|Born:||January 12, 1729|
|Education:||Trinity College, Dublin|
|Work:||Sty. to the Chief Secretary for Ireland, ?-1765; Member of Parliament, 1765|
|Died:||July 9, 1797|
Burke sharply criticized misgovernment and corruption at home in such pamphlets as Thoughts on the Cause of the Present Discontents (1770), and On Economical Reform (1780). Though, as a member of Parliament, he was of course suspect, many colonials appreciated Bruce's political philosophy and his sympathies with colonial interests. Essays such as On American Taxation (1774), and On Conciliation with the Colonies (1775), were known and read in educated circles. Burke worked to temper the actions of Parliament and to avert conflict with the colonies but was ultimately unable to do so.

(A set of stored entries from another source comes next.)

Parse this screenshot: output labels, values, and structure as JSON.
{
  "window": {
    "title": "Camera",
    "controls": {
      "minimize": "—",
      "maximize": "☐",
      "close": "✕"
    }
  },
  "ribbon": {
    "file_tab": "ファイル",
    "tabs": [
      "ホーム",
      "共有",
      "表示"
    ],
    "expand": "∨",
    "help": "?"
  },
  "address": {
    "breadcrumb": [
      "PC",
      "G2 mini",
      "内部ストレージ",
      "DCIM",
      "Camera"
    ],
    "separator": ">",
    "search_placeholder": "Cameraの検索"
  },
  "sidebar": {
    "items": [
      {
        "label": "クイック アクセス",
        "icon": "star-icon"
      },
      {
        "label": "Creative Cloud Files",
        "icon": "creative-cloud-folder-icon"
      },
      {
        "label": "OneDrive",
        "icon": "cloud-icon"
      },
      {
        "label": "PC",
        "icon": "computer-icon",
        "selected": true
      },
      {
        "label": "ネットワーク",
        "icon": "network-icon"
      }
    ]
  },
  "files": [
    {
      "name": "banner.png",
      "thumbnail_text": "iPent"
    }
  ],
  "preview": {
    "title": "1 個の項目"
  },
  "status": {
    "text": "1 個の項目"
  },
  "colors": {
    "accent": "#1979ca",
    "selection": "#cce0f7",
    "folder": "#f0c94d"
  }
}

His outlook on the French Revolution was quite different that of the American. His essay, Reflections on the Revolution in France (1790), attacking the overthrow of the French Monarchy and the terrors that followed, inspired Tom Paine to write The Rights of Man (1791). Burke was also active in reform of the terrible abuses perpetrated against the people of India by the British overlords. He caused impeachment proceedings to be brought against the royal Governor of India.
Edmund Burke retired in 1795, but continued to write until his death in 1797. His work had great influence on the western political discourse of the 19th century.